Monday 7 February 2011

At last, Nyki Blatchley is here and writing!


I know you're probably wondering why I opened the blog saying 'at last' Nyki is here, but God bless the man, I have not made it easy for him to visit, LOL! We have battled back and forth with topic choice but he has come up with a winner! I love it.

Take it away, Nyki...

Erotic romance. Some people, usually those with what are described as “old-fashioned” views (meant either as a compliment or a criticism) might say that sex has very little to do with love, and nothing to do with romance. After all, romance is all about courting, whereas sex is what you do after marriage, in order to produce children.

Well, I assume that anyone reading this blog-page wouldn’t hold that view, but the surprising thing is that it isn’t really old-fashioned – it’s a relatively modern way of looking at romance.

Our western culture’s concept of the romantic comes from the medieval rituals of “courtly love”, as described in the romances. They were called romances, in fact, because they were written in the “Romance” (Latin-derived) languages, and all modern meaning of “romance” and “romantic” derive from this.

And they were essentially about sex. The courtly lover’s purpose wasn’t to be pure and self-denying, and it certainly wasn’t marriage. The purpose of all the courting and sighing and poetry was to get the fair one into bed.

In fact, medieval courtly love was usually adulterous – Lancelot and Guinevere were the ideal couple. There are complex reasons for this, but essentially it was the double whammy that marriage was seen as nothing but a business transaction, and that noble girls usually married very young. You couldn’t be romantic about your wife (that would be ridiculous) and an unmarried girl would probably be about twelve or thirteen, unsuitable for the powerful, desirable woman the romancers idealised. That left widows, or women married to someone else.

By Shakespeare’s time, this had changed. Romeo and Juliet, for instance, does feature a thirteen-year-old girl, but this was a tale of angsty teenage romance, not of the knight wooing his lady. In a more morality-conscious age, Shakespeare got his lovers married first – but he got them into bed immediately after, and there’s no doubt at least part of the motive for this great love was that both were itching to get laid.

By the time we get to Jane Austen, sex as a impetus for romance has been replaced by social and economic motivation. The money aspect has diminished since then, though not disappeared – it always helps in a romance when the handsome hero who sweeps the heroine off her feet happens to be loaded too – but the social need for the status of marriage remained powerful.

Nineteenth and twentieth century romance, on the whole, combined this with non-erotic emotions until, with changing attitudes, the past few decades has seen sex return to centre-stage in romance, as it was in the middle ages.

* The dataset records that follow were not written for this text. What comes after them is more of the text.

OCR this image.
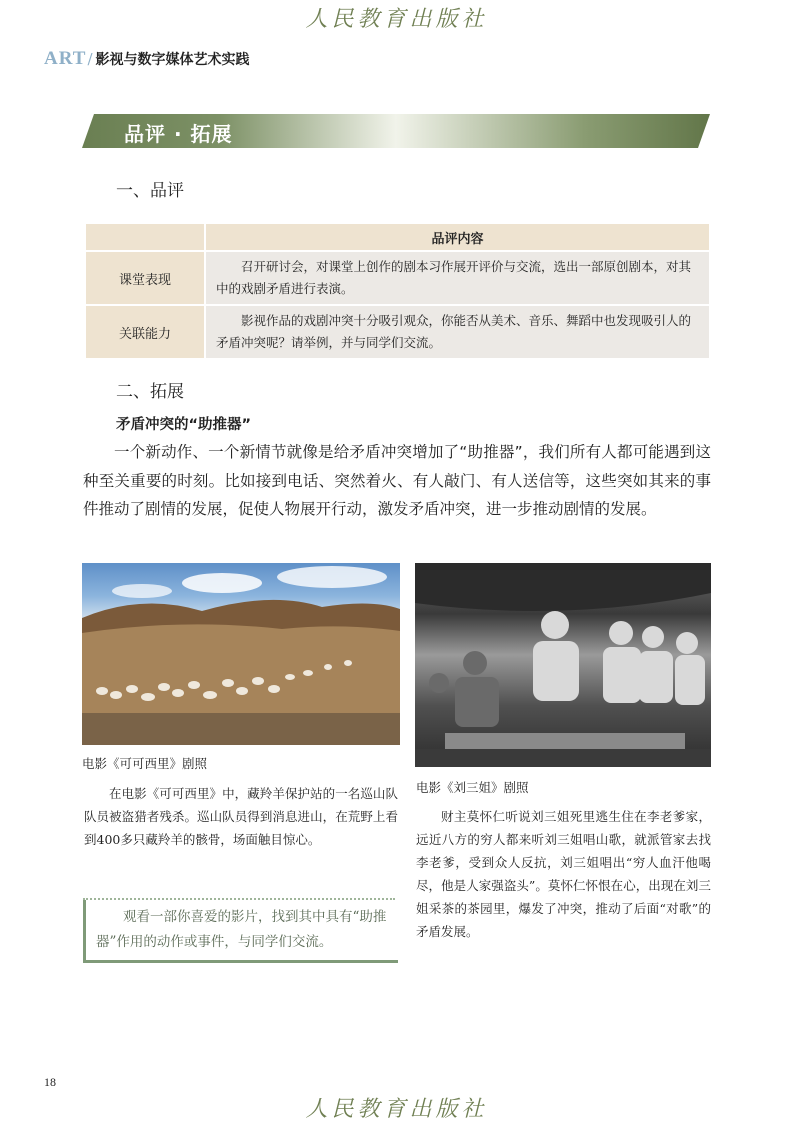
人民教育出版社
ART/ 影视与数字媒体艺术实践
品评 · 拓展
一、品评
	品评内容
课堂表现	召开研讨会，对课堂上创作的剧本习作展开评价与交流，选出一部原创剧本，对其中的戏剧矛盾进行表演。
关联能力	影视作品的戏剧冲突十分吸引观众，你能否从美术、音乐、舞蹈中也发现吸引人的矛盾冲突呢？请举例，并与同学们交流。
二、拓展
矛盾冲突的“助推器”
一个新动作、一个新情节就像是给矛盾冲突增加了“助推器”，我们所有人都可能遇到这种至关重要的时刻。比如接到电话、突然着火、有人敲门、有人送信等，这些突如其来的事件推动了剧情的发展，促使人物展开行动，激发矛盾冲突，进一步推动剧情的发展。
电影《可可西里》剧照
在电影《可可西里》中，藏羚羊保护站的一名巡山队队员被盗猎者残杀。巡山队员得到消息进山，在荒野上看到400多只藏羚羊的骸骨，场面触目惊心。
电影《刘三姐》剧照
财主莫怀仁听说刘三姐死里逃生住在李老爹家，远近八方的穷人都来听刘三姐唱山歌，就派管家去找李老爹，受到众人反抗，刘三姐唱出“穷人血汗他喝尽，他是人家强盗头”。莫怀仁怀恨在心，出现在刘三姐采茶的茶园里，爆发了冲突，推动了后面“对歌”的矛盾发展。
观看一部你喜爱的影片，找到其中具有“助推器”作用的动作或事件，与同学们交流。
18
人民教育出版社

Still, the erotic and romantic elements aren’t always perfectly fused, and nor should they be. Neither medieval and modern romance is all about sex, while erotic exploration isn’t always about love. My fantasy/erotic series of novellas for Lyrical Press Inc. about Kaydana the Sorceress is essentially about Kaydana’s gradual discovery and understanding of the deeper and darker parts of her sexuality. Most of the novellas involve a love-story, sometimes central, sometimes merely important, but Kaydana has to get through a lot of demons (literally as well as figuratively) before she’s in a position where she can give her heart for good.

The most recent book of the series, Kaydana and the Pool of the Gods, is primarily concerned with Kaydana coming to terms with aspects of her sexuality, but this happens against the background of a relationship that develops through the story. In Kaydana and the Lost City, to be published later in 2011, the love-story will be central, offering Kaydana the chance of lifelong happiness. Will she take it? Well, you can find out when it’s published.

You can find my books from Lyrical at http://tinyurl.com/488a954

and visit my website at http://www.freewebs.com/nykiblatchley/

Love this post, Nyki! The topic of love, sex, marriage and how it has changed over the years is a fascinating one. Isn't that why romance (whether erotic or not) remains one of the highest selling genres worldwide? We all want love...and we all want sex!

We'd love to hear your questions and comments, people....

1 comment:

  1. Interesting post. Also realistic. I just finished reading a book of romances written in the 1980's and I was surprised at how understated the sex was in those books. As I told a friend, I need sex in my books. What a difference with your Kaydana series. I just read Kaydana and the Staff of Ishlun. I loved it. I liked the story and the sex in it. It was erotic and certainly not vanilla. Have I read too many erotic novels?